M. John McKay: Dans son libellé actuel, je trouve l'article 690 quelque peu inquiétant. Serait-il possible de l'exciser, de continuer, de terminer le projet de loi et ensuite d'y revenir de façon moins officielle afin de voir ce que le comité aimerait faire?
Le président: La façon d'exciser un article de projet de loi est de le rejeter.
Monsieur Bellehumeur.
M. John McKay: Je ne voulais pas dire l'exciser du projet de loi, uniquement de la discussion.
[Français]
M. Michel Bellehumeur: Monsieur le président, il semble qu'on ait discuté de cette question hier, à la réunion des House leaders. Je n'étais pas du tout au courant, mais M. Boudria—et j'aimerais qu'on vérifie du côté gouvernemental—semblait dire qu'il y avait possibilité de scinder le projet de loi C-15A pour en faire un projet de loi C-15A-1 et un projet de loi C-15A-2, et qu'il attendait simplement de voir les directives que le comité lui donnerait.

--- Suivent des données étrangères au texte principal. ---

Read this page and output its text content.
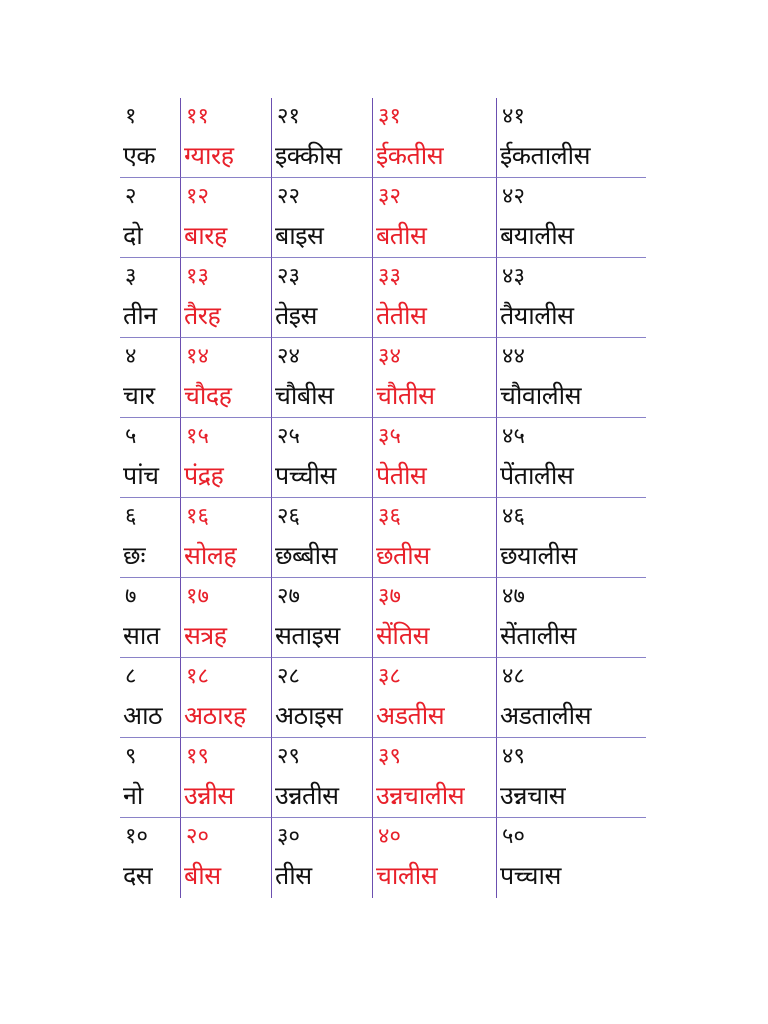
१
एक
११
ग्यारह
२१
इक्कीस
३१
ईकतीस
४१
ईकतालीस
२
दो
१२
बारह
२२
बाइस
३२
बतीस
४२
बयालीस
३
तीन
१३
तैरह
२३
तेइस
३३
तेतीस
४३
तैयालीस
४
चार
१४
चौदह
२४
चौबीस
३४
चौतीस
४४
चौवालीस
५
पांच
१५
पंद्रह
२५
पच्चीस
३५
पेतीस
४५
पेंतालीस
६
छः
१६
सोलह
२६
छब्बीस
३६
छतीस
४६
छयालीस
७
सात
१७
सत्रह
२७
सताइस
३७
सेंतिस
४७
सेंतालीस
८
आठ
१८
अठारह
२८
अठाइस
३८
अडतीस
४८
अडतालीस
९
नो
१९
उन्नीस
२९
उन्नतीस
३९
उन्नचालीस
४९
उन्नचास
१०
दस
२०
बीस
३०
तीस
४०
चालीस
५०
पच्चास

Je pense que, même du côté gouvernemental, on envisage peut-être la possibilité d'un retard pour une partie du projet de loi, compte tenu qu'on n'a pas l'information nécessaire pour décider ce matin si, oui ou non, on doit voter en faveur de cela.

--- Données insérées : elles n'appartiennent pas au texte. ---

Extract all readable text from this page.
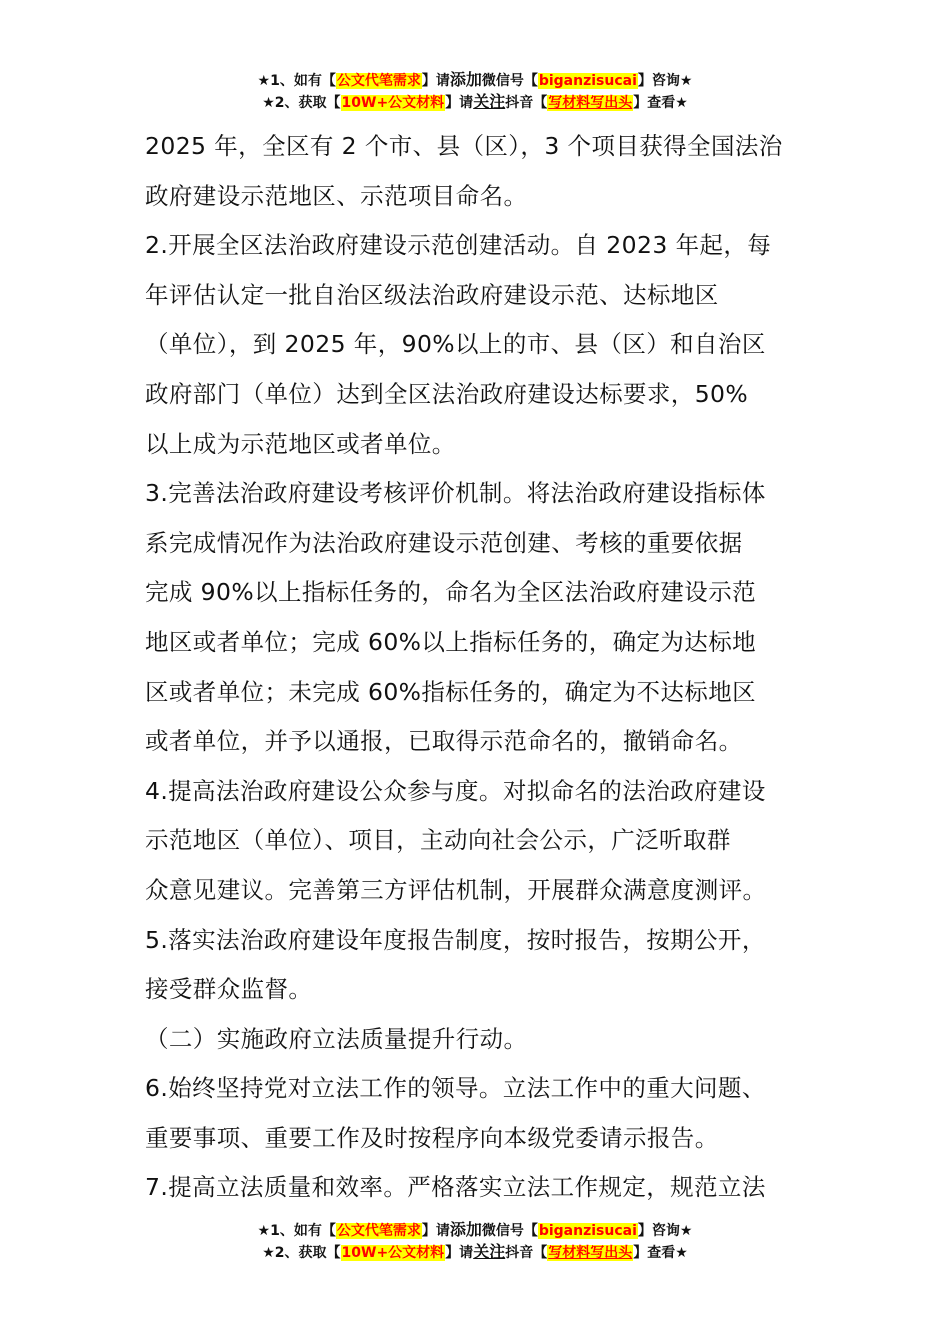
★1、如有【公文代笔需求】请添加微信号【biganzisucai】咨询★
★2、获取【10W+公文材料】请关注抖音【写材料写出头】查看★
2025 年，全区有 2 个市、县（区），3 个项目获得全国法治
政府建设示范地区、示范项目命名。
2.开展全区法治政府建设示范创建活动。自 2023 年起，每
年评估认定一批自治区级法治政府建设示范、达标地区
（单位），到 2025 年，90%以上的市、县（区）和自治区
政府部门（单位）达到全区法治政府建设达标要求，50%
以上成为示范地区或者单位。
3.完善法治政府建设考核评价机制。将法治政府建设指标体
系完成情况作为法治政府建设示范创建、考核的重要依据
完成 90%以上指标任务的，命名为全区法治政府建设示范
地区或者单位；完成 60%以上指标任务的，确定为达标地
区或者单位；未完成 60%指标任务的，确定为不达标地区
或者单位，并予以通报，已取得示范命名的，撤销命名。
4.提高法治政府建设公众参与度。对拟命名的法治政府建设
示范地区（单位）、项目，主动向社会公示，广泛听取群
众意见建议。完善第三方评估机制，开展群众满意度测评。
5.落实法治政府建设年度报告制度，按时报告，按期公开，
接受群众监督。
（二）实施政府立法质量提升行动。
6.始终坚持党对立法工作的领导。立法工作中的重大问题、
重要事项、重要工作及时按程序向本级党委请示报告。
7.提高立法质量和效率。严格落实立法工作规定，规范立法
★1、如有【公文代笔需求】请添加微信号【biganzisucai】咨询★
★2、获取【10W+公文材料】请关注抖音【写材料写出头】查看★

Sincèrement, je serais mal à l'aise de voter contre l'article 72 et l'article 73, parce que je sais que c'est un pas en avant. On a davantage mis sur papier la façon de fonctionner et on a des formulaires. Je pense qu'un commettant va savoir un peu mieux comment s'aligner. Cependant, cela ne répond pas à la grande question qui se pose quant à la façon de corriger une erreur judiciaire qui a été faite. C'est pour cela que j'aimerais qu'on ne se prononce pas sur les articles 72 et 73. Je souhaiterais qu'on retire cette partie, qu'on scinde le projet de loi ou je ne sais trop quoi. Je suis sûr que le gouvernement est capable de nous présenter quelque chose, parce qu'on en a discuté hier, à la réunion des House leaders.
[Traduction]
Le président: Vous aurez l'occasion d'entreprendre la stratégie que vous aimeriez employer à l'étape du rapport. Je comprends l'intervention de M. McKay, mais je constate qu'il n'y a pas beaucoup d'intérêt pour l'approche particulière qu'il préconise à ce stade-ci, monsieur Bellehumeur, et je vais donc mettre aux voix l'article 72.
(L'article 72 est adopté par 9 voix contre 6)
(L'article 73 est adopté avec dissidence)
(Les articles 74 à 95 inclusivement sont adoptés)
(L'article 1 est adopté)
Le président: Le titre est-il adopté?
Des voix: D'accord.
Le président: Le projet de loi est-il adopté?
Des voix: D'accord.
Le président: Avec dissidence.
Dois-je faire rapport à la Chambre du projet de loi tel que modifié?
Des voix: D'accord.
Le président: Le comité ordonne-t-il la réimpression du projet de loi pour usage à l'étape du rapport?
Des voix: D'accord
Le président: Merci beaucoup.
Si je pouvais avoir l'attention des membres du comité avant que vous ne quittiez la salle, puisque nous ne nous reverrons pas avant notre retour de la semaine de relâche. Lorsque nous reviendrons, nous entendrons des témoins sur le projet de loi C-15B à compter de mardi 9 heures, ou peut-être 9 h 30, selon la disponibilité des salles.
Suite aux discussions du printemps, nous avons identifié des témoins afin que nous puissions entamer nos travaux, leur donner préavis, etc. Mardi, au courant de la journée—nous distribuerons le plan de travail et la liste des témoins que nous entendrons—veuillez s'il vous plaît signaler au personnel toute autre personne que vous aimeriez entendre, sinon nous supposerons que vous êtes satisfait de cette liste et qu'ils peuvent poursuivre à partir de cela.
Cela dit, je lève cette séance jusqu'à nouvelle convocation du président.